Monday, April 1, 2013
Federal tax legislation enacted on January 2, 2013 to resolve the “fiscal cliff” policy controversy has reintroduced substantially higher maximum individual income tax rates on ordinary income, but has retained the 2003-2012 innovation of taxing dividend income at the same relatively low rate as long-term capital gains. At the same time, corporate tax reform is likely to lead to a substantially lower statutory corporate tax rate than current law’s 35 percent. The combination of these three factors will in the near future usher in the return, for the first time in a generation, of the taxable corporation as a personal tax shelter for owners of closely-held businesses.

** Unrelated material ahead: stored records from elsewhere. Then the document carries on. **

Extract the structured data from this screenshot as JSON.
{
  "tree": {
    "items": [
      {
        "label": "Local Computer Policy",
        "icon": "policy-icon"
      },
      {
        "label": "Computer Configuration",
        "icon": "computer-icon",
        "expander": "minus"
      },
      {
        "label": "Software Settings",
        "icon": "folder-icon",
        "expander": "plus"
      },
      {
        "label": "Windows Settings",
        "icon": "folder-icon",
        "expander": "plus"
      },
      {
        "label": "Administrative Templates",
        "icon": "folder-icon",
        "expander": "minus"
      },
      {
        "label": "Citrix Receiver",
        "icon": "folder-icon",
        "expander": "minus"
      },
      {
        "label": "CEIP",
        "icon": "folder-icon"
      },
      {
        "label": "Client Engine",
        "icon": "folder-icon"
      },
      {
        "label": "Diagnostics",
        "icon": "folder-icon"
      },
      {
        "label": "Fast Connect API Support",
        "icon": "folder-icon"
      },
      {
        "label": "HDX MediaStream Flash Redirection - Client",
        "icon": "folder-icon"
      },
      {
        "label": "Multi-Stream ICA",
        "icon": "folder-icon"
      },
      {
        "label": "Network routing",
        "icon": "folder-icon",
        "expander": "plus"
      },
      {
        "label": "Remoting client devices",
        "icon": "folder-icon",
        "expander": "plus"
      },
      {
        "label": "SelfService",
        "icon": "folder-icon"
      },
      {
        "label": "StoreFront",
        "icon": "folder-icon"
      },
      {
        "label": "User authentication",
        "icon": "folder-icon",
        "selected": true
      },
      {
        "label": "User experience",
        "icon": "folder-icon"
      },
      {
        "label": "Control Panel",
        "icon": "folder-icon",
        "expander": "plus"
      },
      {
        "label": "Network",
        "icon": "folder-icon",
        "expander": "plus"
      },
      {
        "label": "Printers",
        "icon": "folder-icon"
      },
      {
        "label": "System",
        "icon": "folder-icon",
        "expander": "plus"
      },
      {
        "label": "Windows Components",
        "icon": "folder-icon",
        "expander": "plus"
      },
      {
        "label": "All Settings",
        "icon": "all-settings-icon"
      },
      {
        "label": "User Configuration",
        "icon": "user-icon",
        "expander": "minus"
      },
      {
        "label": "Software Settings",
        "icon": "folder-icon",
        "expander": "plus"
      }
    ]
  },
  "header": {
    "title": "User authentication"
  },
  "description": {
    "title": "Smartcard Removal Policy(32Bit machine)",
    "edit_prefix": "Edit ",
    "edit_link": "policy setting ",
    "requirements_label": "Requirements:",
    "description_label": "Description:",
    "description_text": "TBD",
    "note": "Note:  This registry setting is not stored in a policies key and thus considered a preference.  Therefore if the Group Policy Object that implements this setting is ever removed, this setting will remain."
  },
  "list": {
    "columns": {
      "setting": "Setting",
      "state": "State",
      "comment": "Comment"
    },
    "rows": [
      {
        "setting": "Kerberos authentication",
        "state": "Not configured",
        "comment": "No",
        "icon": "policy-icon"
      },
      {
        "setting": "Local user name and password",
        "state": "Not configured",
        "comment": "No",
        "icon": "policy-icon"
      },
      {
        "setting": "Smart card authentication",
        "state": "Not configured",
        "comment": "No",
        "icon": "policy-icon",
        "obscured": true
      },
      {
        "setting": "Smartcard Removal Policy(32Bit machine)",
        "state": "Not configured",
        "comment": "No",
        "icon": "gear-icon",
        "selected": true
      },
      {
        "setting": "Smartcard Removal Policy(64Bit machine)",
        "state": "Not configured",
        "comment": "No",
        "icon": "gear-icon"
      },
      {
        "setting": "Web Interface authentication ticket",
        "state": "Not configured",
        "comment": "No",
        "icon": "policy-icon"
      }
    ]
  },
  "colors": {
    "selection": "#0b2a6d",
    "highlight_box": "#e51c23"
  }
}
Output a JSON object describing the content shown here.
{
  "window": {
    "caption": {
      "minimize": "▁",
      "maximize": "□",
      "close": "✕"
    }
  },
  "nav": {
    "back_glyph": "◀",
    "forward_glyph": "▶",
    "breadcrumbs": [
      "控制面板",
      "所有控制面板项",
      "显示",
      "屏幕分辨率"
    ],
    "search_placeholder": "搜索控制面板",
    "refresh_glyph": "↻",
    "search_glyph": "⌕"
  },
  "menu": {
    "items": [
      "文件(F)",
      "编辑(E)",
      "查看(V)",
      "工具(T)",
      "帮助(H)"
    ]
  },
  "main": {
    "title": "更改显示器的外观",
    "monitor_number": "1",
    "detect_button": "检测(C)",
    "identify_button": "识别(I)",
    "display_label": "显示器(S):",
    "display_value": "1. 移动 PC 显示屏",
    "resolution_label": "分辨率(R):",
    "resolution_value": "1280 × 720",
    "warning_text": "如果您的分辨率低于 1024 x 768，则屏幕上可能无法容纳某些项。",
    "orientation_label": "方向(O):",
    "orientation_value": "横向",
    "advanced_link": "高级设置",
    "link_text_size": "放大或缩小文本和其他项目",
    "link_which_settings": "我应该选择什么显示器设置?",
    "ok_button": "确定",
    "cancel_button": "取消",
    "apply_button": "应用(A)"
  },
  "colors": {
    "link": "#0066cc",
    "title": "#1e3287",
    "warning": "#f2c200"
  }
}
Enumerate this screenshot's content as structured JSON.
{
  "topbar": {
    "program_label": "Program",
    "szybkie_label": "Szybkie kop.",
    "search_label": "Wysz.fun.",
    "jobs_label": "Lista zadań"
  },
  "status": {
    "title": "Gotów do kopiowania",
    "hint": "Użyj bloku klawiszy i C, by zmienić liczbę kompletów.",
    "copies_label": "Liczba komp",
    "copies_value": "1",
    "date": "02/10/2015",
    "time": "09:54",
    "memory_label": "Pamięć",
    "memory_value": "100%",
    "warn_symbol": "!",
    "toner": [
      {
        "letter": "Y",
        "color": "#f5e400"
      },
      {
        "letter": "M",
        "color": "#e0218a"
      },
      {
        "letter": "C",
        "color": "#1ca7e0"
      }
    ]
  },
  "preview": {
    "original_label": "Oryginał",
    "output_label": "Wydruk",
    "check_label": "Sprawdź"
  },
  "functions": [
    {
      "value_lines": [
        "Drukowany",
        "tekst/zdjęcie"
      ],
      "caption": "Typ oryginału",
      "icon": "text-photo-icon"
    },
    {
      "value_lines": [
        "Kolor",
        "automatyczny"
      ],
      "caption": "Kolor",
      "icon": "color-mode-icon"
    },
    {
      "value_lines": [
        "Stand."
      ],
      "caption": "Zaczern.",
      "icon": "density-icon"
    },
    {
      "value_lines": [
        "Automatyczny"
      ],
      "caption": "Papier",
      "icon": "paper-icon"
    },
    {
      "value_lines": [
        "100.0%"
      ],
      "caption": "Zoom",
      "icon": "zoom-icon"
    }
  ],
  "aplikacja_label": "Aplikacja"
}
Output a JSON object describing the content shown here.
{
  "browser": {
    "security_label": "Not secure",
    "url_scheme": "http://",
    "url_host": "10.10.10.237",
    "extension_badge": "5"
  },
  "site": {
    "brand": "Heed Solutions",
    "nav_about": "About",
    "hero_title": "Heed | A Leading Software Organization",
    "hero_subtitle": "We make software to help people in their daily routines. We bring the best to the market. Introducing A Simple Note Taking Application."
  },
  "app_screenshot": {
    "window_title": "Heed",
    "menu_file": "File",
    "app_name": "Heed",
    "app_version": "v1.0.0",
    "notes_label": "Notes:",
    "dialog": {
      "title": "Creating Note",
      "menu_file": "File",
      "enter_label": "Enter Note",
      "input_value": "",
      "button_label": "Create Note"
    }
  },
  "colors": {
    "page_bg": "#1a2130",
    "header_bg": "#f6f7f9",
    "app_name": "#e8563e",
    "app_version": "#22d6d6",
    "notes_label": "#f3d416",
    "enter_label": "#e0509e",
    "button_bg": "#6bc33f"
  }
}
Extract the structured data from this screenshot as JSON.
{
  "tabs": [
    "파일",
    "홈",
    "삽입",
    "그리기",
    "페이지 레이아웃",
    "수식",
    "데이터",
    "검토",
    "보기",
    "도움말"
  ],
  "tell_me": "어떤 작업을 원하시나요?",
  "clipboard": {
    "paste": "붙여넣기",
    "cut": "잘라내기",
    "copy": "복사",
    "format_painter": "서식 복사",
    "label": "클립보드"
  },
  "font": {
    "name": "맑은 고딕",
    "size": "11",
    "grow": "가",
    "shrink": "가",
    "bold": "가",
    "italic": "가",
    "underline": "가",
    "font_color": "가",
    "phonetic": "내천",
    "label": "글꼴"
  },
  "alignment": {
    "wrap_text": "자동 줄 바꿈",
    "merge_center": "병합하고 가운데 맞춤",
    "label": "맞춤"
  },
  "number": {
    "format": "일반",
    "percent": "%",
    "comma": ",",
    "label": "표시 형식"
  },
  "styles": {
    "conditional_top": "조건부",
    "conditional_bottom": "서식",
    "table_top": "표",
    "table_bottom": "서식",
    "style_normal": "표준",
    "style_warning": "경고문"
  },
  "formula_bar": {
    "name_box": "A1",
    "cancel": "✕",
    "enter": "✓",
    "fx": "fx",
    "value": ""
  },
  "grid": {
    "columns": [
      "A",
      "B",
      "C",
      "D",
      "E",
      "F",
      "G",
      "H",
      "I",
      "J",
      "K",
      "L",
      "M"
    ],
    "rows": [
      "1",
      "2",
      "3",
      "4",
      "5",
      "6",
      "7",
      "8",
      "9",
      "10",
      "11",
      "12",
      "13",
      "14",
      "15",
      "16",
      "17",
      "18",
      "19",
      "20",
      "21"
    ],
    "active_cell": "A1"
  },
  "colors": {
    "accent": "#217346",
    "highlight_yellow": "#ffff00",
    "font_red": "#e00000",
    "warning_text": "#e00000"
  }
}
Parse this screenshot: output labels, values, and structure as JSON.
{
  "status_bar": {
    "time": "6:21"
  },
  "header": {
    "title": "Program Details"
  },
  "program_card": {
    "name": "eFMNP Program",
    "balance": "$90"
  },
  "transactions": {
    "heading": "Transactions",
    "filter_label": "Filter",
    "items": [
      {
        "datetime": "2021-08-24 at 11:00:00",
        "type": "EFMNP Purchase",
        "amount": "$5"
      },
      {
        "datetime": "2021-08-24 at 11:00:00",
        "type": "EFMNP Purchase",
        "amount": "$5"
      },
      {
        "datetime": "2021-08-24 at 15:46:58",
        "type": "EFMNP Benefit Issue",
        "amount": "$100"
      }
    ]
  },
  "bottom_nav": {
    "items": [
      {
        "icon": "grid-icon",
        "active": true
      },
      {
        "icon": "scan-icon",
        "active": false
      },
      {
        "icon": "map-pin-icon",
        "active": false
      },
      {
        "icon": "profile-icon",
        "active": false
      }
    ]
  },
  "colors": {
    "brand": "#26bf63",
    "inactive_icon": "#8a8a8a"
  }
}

This paper assumes that corporate headline rates in fact are lowered, and analyzes an individual’s incentives in that new tax rate environment to retain corporate earnings not strictly needed to support business operations (or to inject new investment capital into the corporation), rather than to extract that capital and earn the same income through direct investment (“capital stuffing”), and to understate the labor income of corporate owner-managers, so as to treat a disproportionate amount of their income as capital income, in the form of corporate retained earnings (“labor stuffing”). To aid in that analysis, the paper offers a new mode of conceptualizing the time value of deferring a tax liability. Finally, the paper analyzes current law’s tools to combat capital and labor income stuffing, and finds them wholly inadequate to the task.